The second day of Janata curfew called by the civic administration was a complete success with most shops barring a few groceries and pharmacies remaining closed. There was little traffic on the roads. Mayor Sandip Joshi and municipal commissioner Tukaram Mundhe thanked Nagpurians for their cooperation.
The major markets of the city — Sadar, Sitabuldi, Dharampeth, Central Avenue, Itwari, etc — wore a deserted look on Sunday. Shops in residential areas also remained closed. The government as well as private offices were closed it being a Sunday.
Mundhe in a press communiqué said that people should show the same sense of responsibility in the coming days. They should wear masks, maintain social distancing, and follow other norms. This would obviate the need for imposing a prolonged lockdown, the press release stated.
Joshi said that Nagpur had passed the litmus test of Janata curfew. “In the coming four days all public representatives, right from MPs to corporators, would move around the city urging people to follow government norms. Nagpur Municipal Corporation (NMC) should not be forced to impose a lockdown,” he said.

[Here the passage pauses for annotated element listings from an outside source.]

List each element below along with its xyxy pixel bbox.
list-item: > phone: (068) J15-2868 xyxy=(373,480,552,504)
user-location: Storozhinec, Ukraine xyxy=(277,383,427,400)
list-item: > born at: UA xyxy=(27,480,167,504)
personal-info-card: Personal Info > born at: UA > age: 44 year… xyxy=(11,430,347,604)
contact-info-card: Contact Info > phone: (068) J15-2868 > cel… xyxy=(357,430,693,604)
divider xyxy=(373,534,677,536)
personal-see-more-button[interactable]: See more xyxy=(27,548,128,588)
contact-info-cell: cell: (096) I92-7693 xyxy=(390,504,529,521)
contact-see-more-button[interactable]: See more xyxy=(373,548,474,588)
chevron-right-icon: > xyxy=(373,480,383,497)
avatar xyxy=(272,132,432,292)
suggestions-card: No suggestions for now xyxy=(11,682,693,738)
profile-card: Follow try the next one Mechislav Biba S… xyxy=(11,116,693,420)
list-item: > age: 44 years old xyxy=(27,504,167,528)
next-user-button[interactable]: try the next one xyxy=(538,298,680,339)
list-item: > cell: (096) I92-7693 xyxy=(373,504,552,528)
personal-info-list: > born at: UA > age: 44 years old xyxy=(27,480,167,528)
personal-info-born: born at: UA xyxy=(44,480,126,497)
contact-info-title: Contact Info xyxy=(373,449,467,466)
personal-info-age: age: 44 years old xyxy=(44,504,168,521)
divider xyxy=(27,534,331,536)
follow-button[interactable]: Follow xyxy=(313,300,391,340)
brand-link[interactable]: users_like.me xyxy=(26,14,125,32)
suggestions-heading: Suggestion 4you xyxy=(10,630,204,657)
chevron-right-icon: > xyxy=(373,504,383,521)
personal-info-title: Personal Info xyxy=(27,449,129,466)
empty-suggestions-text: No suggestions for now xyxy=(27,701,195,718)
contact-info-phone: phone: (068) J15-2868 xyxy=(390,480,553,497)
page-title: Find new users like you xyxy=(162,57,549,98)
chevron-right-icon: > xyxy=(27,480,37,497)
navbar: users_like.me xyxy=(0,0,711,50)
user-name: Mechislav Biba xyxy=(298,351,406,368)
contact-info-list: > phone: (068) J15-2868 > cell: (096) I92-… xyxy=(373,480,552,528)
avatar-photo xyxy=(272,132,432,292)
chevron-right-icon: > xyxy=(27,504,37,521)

Ashwin Mehadia, president of Nag Vidarbha Chamber of Commerce (NVCC), said that traders had done their bit and now Mundhe should comply with their request of allowing markets to function on weekdays with a complete lockdown on Saturday and Sunday.
Other shopkeepers also want Mundhe not to impose a lockdown. “I kept my shop closed for two days on the commissioner’s appeal. Now he must think about my bread and butter. Lockdown should not be imposed, else everybody will face financial troubles. Everybody has suffered a lot due to the lockdown in summer,” said mobile store owner Karan Grover.
Many grocery stores, which were open during the lockdown, had downed their shutters during the Janata curfew. Rajesh Shahu, the owner of a grocery store, said that he had kept his establishment closed as a responsible citizen. “I wanted NMC to realize that we can act responsibly. Now, it should not impose a lockdown,” he told TOI.
Domestic help did not turn up for work in most homes. Family members had to share housework in their absence. Kirti Patel, a doctor, said that she had to go to her hospital despite the curfew. “I had to do housework as well as my official work. Of course, my husband and kids shared household tasks but still, lack of domestics is a big problem. Some concessions should be made for women who work in essential services,” she said.